前回は、本連載のスタートに当たり、私自身が外務省や国連にいたこと、そしてその経験をもって公共政策と民間投資を結びつけようとしていることを紹介した。さらに、自分が生業としているコンサルティングの目標の一つが「日本の会社の組織経営の中に普遍的な価値を具現化する」ことであると述べたが、この「普遍的価値」という言葉はモンスターだ。普遍的というのはあまねくどこにでもあり、誰にとっても正しいということであるが、果たしてそのような価値が存在するのか。あるとしたらそれはどんなものなのか。

田瀬 和夫
デロイト トーマツ コンサルティング
ディレクター

日本経済と国際機関・国際社会の「共創」をテーマに、企業の世界進出を支援し、人権デュー・デリジェンスをはじめとするグローバル基準の標準化、企業のサステナビリティ強化支援を手がける。1992年外務省に入省し、国連政策・人権人道・アフリカ開発・国際機関拠出金・人間の安全保障などを担当したのち、2004年に国際連合人道問題調整部人間の安全保障ユニット課長。大阪大学招聘教授。

 生きるのがプラスで死ぬのがマイナスなのは、ほとんどの人に当てはまる尺度だろう。もちろん死生観は時代や文化によって異なるが、人類のほぼすべてにとって生きることが何より大切なのは疑いがない。同様に、快適がプラスで苦痛はマイナス、満腹がプラスで空腹はマイナス、健康はプラスで病気はマイナス。ただし、少数の人間がプラスを得ようとすると暴力や圧政や戦争が起こる。人類がその教訓から到達したのが、多くの人のプラスを実現する「平和」「自由」「人権」といった概念だ。

 確かにこれらは国連憲章においても普遍的な価値として掲げられている。しかし、それだけで幸せの十分条件といえるだろうか。

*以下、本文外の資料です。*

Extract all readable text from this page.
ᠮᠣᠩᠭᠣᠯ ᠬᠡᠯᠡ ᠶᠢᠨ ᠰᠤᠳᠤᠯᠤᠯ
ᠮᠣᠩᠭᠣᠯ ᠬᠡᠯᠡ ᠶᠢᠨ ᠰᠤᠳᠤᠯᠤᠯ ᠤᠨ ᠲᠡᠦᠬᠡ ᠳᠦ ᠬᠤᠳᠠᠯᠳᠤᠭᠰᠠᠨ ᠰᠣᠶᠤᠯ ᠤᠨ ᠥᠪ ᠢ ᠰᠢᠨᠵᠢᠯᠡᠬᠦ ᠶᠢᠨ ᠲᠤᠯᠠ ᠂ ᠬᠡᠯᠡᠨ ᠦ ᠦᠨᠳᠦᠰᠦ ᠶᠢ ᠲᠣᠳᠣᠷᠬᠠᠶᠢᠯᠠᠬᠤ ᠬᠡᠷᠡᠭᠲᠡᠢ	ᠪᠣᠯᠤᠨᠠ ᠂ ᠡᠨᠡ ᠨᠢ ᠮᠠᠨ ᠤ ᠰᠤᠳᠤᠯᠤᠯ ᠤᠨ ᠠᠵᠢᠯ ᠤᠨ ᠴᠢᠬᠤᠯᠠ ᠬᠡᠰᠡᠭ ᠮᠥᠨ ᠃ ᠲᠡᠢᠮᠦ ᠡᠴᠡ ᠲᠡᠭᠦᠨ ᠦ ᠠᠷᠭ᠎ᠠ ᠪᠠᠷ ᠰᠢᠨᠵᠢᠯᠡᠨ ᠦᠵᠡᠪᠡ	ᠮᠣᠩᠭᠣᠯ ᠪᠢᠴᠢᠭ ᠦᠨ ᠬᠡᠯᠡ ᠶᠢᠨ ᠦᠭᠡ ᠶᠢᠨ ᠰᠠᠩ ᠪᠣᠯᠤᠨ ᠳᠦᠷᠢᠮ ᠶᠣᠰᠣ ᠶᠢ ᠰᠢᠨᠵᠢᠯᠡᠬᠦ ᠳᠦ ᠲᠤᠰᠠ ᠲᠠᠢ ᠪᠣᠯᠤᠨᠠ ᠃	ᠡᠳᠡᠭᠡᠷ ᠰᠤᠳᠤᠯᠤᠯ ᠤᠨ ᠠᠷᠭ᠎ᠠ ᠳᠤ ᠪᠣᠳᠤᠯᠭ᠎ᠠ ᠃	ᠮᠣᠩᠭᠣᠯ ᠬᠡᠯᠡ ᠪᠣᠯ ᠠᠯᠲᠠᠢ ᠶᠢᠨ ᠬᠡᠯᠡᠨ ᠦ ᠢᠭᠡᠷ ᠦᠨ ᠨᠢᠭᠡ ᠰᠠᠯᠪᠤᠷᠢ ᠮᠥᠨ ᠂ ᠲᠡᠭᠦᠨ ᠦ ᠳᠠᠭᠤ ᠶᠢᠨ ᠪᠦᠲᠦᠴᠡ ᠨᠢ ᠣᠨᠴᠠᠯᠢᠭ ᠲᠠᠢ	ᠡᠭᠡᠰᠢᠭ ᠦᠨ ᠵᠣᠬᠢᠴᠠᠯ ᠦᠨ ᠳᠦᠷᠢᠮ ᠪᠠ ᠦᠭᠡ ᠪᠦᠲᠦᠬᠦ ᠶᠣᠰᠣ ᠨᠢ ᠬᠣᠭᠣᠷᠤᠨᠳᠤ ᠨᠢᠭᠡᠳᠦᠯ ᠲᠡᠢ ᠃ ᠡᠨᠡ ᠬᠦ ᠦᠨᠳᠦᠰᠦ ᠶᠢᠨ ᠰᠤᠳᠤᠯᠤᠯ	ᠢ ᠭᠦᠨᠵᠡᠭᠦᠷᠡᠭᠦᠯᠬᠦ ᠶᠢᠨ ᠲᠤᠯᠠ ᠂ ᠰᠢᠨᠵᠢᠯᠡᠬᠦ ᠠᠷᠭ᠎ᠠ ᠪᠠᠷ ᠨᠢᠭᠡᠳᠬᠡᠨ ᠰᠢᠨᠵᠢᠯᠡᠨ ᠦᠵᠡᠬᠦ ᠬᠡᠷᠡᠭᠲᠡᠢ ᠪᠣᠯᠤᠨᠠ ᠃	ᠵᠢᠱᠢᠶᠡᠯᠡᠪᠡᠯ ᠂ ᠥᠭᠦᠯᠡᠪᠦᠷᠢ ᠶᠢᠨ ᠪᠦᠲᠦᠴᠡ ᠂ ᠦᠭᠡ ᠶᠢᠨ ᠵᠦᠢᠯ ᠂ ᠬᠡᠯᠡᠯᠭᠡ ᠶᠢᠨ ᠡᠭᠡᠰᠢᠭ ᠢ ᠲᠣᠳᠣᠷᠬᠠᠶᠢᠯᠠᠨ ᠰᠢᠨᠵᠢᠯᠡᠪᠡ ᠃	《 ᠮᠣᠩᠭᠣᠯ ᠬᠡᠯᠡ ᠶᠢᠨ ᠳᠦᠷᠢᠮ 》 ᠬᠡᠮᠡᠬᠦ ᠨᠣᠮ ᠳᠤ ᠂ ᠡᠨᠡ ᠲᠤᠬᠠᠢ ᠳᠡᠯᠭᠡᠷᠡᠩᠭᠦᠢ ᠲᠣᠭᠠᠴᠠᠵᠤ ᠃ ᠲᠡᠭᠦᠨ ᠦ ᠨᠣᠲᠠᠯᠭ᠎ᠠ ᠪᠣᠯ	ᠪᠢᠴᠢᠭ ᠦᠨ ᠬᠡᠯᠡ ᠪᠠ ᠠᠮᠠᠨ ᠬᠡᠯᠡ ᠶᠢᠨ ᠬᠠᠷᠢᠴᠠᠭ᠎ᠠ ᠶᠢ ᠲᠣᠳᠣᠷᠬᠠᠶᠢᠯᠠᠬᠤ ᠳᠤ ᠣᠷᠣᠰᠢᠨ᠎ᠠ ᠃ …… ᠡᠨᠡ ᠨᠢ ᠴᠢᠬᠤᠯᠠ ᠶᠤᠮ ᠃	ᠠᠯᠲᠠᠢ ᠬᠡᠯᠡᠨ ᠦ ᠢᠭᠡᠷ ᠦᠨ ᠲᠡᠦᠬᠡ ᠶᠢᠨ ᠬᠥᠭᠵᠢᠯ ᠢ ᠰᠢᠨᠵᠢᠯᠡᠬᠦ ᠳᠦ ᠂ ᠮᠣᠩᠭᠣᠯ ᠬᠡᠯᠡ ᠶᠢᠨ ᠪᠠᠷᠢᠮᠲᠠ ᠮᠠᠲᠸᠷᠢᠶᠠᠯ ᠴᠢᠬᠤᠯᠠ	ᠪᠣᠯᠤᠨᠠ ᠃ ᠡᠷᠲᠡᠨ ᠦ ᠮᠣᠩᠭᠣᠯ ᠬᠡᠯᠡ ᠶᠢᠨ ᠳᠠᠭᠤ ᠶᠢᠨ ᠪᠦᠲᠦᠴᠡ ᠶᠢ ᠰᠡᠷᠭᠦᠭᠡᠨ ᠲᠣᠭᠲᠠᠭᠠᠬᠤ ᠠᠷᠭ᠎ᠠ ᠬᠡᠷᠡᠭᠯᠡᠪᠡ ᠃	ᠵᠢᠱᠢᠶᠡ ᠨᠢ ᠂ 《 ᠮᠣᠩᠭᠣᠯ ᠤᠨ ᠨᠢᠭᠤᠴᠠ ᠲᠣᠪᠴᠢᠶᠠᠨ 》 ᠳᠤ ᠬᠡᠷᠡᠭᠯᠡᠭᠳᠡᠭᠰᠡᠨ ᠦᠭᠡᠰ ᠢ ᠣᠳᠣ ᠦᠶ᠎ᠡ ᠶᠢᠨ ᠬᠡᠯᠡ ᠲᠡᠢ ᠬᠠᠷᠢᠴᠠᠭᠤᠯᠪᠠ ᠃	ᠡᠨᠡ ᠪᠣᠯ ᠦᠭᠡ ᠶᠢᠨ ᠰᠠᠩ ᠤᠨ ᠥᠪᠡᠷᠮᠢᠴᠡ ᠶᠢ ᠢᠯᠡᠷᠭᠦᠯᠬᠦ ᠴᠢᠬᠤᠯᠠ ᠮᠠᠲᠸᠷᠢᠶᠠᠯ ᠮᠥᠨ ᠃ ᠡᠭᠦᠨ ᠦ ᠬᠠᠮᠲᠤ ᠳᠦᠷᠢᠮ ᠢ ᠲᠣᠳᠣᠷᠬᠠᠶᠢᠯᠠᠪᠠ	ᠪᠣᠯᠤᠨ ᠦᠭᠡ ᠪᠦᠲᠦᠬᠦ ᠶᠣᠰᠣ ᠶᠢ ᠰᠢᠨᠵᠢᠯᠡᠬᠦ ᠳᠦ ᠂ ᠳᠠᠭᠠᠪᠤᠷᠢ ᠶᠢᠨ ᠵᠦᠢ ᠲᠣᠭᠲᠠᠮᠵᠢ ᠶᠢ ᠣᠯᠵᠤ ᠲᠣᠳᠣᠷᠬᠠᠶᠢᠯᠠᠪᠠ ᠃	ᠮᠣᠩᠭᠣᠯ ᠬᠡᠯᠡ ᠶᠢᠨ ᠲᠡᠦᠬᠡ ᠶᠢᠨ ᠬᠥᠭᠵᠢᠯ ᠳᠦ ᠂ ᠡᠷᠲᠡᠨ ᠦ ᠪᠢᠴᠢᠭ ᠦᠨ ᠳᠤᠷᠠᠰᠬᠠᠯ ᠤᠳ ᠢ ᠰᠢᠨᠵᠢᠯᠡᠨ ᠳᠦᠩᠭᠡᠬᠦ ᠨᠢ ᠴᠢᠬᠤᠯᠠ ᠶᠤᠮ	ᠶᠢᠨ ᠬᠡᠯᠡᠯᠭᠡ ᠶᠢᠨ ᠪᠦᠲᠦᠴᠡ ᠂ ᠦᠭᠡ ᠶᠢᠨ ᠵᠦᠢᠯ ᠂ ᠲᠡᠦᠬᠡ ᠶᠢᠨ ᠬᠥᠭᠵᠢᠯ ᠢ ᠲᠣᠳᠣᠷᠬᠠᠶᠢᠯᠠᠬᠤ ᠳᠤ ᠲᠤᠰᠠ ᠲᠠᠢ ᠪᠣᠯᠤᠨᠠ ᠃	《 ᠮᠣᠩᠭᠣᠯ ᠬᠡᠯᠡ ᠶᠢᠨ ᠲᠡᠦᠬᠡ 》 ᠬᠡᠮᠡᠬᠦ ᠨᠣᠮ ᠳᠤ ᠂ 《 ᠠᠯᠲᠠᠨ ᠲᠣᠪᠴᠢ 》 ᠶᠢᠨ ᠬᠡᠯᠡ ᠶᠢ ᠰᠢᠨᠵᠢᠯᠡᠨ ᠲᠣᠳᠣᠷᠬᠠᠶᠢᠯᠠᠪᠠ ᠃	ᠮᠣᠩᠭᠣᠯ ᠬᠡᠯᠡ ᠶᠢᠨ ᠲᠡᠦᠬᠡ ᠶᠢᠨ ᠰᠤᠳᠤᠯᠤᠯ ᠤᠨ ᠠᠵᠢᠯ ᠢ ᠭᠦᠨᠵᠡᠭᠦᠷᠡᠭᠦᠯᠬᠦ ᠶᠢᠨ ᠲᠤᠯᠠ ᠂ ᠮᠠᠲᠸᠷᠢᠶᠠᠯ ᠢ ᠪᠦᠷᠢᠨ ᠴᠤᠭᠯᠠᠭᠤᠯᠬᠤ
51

 日本は戦後70年、平和を維持し、驚異的な経済発展を遂げ、自由と人権の実現を追求してきた。識字率は100%近く、物質に溢れ、どこへでも移動でき、空腹な人も少ない。東京は人類史上、最も多様な食材を最も美味く食べることができる街だ。

 一方で、日本ではいまだに年間で約25,000人が自殺する。家族の絆やコミュニティの輪は空虚なものとなり、いじめや子どもを狙った犯罪がはびこる。満員電車の顔は笑っておらず、鬱になり、高度医療に身を委ね延命が行われる。手放しで幸せとはいえない。

 それならば、こういう成熟しながら歪む社会でも、開発途上の社会でも共通して幸福を構成する要素は何だろう。

 例えば、多くの親にとって子どもの未来は自分の人生よりも重い。人は他人の幸福を自分の生きる目的とさえすることができる。これを「愛」と呼ぼう。この世で最も強いものの一つは愛であり、いかなる逆境でも「最後に愛は勝つ」。人によっては愛が人生のすべてだ。逆に愛する者を奪われた人をもう一度幸福で満たすことはほとんど不可能といえる。東日本大震災で子どもを失った人、シリア内戦で家族や友人を失った人などは魂の一部を失ってしまっている。そのような人たちを救い支えるのはきわめて難しい。どんな社会でも、人間にとって愛が幸福の一要素であることに異を唱える人はいるまい。

 あるいは、ベートーヴェンにとっての音楽やアインシュタインにとっての科学など、人が人生をかけて追究して止まないものがある。ビジネスパーソンにとって経済と経営は人生の手段ではなく目的にさえなりうる。

 そしてこれらをもっと一般的にいえば「生きがい」という言葉にたどり着く。子どもの将来が生きがいである人もいれば、誰にも知られずともいい絵を描くことが生きがいである人もいる。そうして往々にして、唯一無二の生きがいを持っている人にとっては、他に何もなくとも人生は実り豊かなものとなることが多いようだ。